Analysis in Several Variables

Module Provider: Mathematics and Statistics
Number of credits: 10 [5 ECTS credits]
Level:5
Terms in which taught: Spring / Summer term module
Pre-requisites: MA1FM Foundations of Mathematics and MA1LA Linear Algebra and MA1CA Calculus
Non-modular pre-requisites:
Co-requisites: MA2VC Vector Calculus and MA2RCA Real and Complex Analysis or
Modules excluded:
Module version for: 2016/7

Summary module description:
In this module the concepts of analysis are generalized to a multidimensional context.

Aims:
To revisit familiar notions of analysis, in particular limits and continuity, in terms of analytical and geometrical concepts, and extend them to a more general setting. To define differentiation and integration in a higher dimensional setting.
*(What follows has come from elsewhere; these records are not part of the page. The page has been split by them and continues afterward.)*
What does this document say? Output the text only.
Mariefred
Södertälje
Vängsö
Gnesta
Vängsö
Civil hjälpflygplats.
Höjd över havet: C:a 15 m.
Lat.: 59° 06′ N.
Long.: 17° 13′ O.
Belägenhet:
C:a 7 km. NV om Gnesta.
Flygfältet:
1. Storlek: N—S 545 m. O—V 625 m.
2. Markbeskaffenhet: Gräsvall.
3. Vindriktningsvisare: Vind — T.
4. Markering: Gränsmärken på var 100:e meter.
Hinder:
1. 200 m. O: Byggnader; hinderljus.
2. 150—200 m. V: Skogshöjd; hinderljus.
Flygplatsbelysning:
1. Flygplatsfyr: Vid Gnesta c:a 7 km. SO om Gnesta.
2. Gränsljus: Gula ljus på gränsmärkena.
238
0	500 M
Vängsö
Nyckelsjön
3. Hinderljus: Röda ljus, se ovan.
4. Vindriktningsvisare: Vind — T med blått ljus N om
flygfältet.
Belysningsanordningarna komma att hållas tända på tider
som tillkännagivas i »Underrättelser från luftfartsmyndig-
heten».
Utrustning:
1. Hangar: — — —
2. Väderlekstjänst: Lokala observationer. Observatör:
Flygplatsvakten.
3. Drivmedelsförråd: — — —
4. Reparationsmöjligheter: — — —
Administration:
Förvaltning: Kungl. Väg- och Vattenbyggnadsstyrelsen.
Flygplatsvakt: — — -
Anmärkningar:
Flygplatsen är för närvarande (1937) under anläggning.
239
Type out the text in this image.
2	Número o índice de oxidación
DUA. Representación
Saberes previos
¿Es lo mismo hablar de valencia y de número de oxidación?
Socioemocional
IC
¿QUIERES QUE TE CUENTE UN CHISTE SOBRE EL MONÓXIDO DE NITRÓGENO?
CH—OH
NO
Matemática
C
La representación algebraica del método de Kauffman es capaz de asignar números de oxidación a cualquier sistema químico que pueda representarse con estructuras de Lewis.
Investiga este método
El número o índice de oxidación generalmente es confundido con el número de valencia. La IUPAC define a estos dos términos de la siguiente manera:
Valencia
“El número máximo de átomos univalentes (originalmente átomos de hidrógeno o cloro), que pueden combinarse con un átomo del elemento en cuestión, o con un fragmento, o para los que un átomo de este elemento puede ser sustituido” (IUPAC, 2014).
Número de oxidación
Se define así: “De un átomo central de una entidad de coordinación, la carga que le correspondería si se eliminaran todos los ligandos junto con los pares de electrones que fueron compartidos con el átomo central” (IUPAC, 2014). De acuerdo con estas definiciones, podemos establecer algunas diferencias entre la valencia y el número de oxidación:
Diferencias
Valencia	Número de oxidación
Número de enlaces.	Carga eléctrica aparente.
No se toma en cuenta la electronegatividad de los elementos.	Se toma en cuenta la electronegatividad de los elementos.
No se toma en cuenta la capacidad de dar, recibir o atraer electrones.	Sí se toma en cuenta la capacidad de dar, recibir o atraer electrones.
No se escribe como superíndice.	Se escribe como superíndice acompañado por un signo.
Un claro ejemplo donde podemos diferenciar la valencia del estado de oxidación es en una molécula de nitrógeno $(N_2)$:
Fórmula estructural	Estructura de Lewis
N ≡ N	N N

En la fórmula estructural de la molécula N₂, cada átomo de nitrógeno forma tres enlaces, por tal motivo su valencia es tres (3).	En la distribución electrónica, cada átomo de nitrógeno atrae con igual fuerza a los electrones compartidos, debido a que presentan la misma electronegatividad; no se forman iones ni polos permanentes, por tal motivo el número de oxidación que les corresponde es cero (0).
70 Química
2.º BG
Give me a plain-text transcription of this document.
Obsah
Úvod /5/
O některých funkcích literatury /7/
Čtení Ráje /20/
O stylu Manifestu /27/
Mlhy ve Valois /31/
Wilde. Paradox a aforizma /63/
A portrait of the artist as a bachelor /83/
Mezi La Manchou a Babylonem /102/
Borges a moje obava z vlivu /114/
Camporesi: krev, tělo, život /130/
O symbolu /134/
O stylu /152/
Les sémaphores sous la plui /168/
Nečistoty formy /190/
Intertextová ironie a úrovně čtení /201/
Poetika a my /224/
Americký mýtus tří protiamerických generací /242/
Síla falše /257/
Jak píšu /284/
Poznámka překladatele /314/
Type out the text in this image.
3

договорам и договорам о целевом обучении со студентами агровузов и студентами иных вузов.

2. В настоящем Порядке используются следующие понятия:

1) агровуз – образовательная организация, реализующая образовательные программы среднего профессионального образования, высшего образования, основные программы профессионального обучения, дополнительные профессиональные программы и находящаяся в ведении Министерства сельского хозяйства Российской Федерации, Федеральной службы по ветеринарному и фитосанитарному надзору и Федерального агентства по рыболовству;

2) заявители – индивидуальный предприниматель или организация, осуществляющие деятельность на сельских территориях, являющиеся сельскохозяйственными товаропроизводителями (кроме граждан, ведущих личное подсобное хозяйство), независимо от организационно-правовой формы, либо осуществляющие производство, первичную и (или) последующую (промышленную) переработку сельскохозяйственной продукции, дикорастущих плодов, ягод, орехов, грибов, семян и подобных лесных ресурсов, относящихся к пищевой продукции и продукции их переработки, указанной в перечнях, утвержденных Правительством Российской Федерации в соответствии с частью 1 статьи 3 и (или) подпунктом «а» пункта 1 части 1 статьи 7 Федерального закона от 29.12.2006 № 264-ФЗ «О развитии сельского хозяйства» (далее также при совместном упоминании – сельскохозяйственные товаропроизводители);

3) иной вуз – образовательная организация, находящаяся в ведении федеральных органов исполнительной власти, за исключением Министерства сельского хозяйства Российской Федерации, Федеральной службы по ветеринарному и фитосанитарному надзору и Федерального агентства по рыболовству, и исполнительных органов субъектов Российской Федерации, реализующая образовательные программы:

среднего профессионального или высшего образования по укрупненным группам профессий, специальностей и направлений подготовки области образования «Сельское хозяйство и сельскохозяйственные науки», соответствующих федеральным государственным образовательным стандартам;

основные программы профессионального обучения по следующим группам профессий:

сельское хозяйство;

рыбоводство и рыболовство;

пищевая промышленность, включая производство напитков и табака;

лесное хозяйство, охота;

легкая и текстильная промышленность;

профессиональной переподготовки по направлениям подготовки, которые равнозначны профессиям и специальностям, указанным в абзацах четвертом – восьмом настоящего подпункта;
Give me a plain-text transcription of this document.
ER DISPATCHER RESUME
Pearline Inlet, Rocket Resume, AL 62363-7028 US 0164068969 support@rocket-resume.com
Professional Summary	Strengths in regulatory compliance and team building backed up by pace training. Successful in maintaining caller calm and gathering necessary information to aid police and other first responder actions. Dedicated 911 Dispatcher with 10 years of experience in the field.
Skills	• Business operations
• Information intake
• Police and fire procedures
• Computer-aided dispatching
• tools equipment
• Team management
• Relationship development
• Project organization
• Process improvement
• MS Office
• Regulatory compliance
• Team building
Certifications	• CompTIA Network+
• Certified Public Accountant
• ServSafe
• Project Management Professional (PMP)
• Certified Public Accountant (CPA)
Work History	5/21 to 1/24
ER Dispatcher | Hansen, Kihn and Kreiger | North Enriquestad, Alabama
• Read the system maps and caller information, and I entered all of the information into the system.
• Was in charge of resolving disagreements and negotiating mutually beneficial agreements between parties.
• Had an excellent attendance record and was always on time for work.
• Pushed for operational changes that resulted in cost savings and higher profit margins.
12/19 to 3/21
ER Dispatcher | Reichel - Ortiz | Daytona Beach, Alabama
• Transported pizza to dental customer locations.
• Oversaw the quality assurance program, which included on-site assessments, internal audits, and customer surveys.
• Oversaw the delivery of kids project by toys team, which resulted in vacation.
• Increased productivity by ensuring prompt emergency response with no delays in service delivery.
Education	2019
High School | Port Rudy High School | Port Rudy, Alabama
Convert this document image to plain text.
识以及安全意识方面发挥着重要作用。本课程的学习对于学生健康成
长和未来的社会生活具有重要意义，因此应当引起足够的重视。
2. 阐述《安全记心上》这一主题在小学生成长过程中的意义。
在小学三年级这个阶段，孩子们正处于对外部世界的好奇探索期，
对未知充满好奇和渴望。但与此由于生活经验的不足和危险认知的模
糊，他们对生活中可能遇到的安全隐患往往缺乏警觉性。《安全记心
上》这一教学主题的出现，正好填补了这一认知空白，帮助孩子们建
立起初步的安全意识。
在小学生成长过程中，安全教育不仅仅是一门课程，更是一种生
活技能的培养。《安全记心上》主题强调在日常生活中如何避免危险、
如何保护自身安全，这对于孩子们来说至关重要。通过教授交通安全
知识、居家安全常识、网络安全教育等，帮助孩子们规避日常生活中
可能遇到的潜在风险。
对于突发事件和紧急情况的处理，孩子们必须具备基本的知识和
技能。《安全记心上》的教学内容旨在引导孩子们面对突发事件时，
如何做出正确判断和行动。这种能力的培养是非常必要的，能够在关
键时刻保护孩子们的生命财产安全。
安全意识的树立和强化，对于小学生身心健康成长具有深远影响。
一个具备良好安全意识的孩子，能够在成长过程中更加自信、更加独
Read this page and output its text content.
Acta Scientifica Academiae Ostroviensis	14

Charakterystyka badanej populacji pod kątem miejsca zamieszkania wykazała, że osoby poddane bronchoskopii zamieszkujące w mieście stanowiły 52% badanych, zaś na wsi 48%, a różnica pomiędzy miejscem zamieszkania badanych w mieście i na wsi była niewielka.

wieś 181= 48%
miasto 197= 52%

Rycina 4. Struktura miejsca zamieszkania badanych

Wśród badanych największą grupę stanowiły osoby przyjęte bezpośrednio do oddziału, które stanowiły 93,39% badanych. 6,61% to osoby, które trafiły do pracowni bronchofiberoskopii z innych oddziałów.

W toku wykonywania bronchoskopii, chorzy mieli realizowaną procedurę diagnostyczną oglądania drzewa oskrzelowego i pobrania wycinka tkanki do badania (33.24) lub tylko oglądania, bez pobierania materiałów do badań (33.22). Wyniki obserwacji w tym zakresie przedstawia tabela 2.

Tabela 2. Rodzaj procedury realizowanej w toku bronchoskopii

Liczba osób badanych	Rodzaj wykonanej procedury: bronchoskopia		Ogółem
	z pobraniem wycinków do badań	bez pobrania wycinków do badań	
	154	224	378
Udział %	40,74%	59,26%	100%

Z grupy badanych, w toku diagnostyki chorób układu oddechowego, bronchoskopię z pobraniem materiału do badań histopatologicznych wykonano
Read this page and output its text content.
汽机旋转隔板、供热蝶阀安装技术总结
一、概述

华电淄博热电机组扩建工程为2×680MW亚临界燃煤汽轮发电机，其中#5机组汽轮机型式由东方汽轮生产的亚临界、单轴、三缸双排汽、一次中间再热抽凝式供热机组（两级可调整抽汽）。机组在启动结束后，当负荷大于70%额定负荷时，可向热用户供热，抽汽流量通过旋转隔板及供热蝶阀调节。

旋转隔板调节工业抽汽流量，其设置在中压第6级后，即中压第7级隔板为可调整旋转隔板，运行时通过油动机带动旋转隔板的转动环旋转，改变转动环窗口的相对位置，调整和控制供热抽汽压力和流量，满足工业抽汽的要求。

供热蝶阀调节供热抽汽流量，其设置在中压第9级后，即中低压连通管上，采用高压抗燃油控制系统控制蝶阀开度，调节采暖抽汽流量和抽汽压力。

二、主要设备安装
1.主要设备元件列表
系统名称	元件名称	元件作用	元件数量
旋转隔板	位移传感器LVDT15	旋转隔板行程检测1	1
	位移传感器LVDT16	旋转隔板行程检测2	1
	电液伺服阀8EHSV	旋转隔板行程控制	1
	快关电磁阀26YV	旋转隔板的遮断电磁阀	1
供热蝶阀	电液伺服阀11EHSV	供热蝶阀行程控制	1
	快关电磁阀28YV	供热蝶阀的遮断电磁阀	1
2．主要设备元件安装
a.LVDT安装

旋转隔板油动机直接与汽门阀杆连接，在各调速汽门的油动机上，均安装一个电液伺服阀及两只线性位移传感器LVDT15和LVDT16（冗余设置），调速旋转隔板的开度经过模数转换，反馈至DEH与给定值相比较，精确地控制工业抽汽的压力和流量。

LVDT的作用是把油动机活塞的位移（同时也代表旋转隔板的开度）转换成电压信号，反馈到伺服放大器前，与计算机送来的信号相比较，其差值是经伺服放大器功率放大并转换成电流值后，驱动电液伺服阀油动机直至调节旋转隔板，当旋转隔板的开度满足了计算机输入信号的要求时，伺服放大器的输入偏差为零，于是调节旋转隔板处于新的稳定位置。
Assessable learning outcomes:
By the end of the module students are expected to be able to:
?understand the topological basics of analysis and the geometrical nature of the concept of convergence.
?define the notions of continuity and differentiation in a rigorous way for functions of several real variables
?describe critically the difference between total and partial derivative and the practical consequences.
?apply derivatives to estimate local behaviour rigorously

Additional outcomes:
Students should reflect on the concept of locality and local standard representation of differentiable functions.

Outline content:
The fundamental topological notions of distance and neighbourhood are introduced and applied in a classical context. The module deepens the understanding of these concepts and their geometrical meaning. Continuity and differentiation, previously considered in calculus and vector calculus, are defined rigorously. Their geometrical underpinning is explained and given in a precise form that underlines the local nature of these notions. Integration in several variables and Fubini?s theorem are discussed.

Brief description of teaching and learning methods:
Lectures supported by problem sheets and lecture-based tutorials.

Contact hours:
Lectures- 20
Tutorials- 10
Guided independent study- 68
Total hours by term- 98
Total hours for module- 100

Summative Assessment Methods:
Written exam- 80%
Set exercise- 10%
Class test administered by school- 10%

Other information on summative assessment:
One assignment, one class test and one examination.

Formative assessment methods:
Problem sheets

Length of examination:
2 hours

Requirements for a pass:
A mark of 40% overall.

Reassessment arrangements:
One examination paper of 2 hours duration in August/September - the resit module mark will be the higher of the exam mark (100% exam) and the exam mark plus previous class test and coursework marks (80% exam, 10% class test, 10% coursework).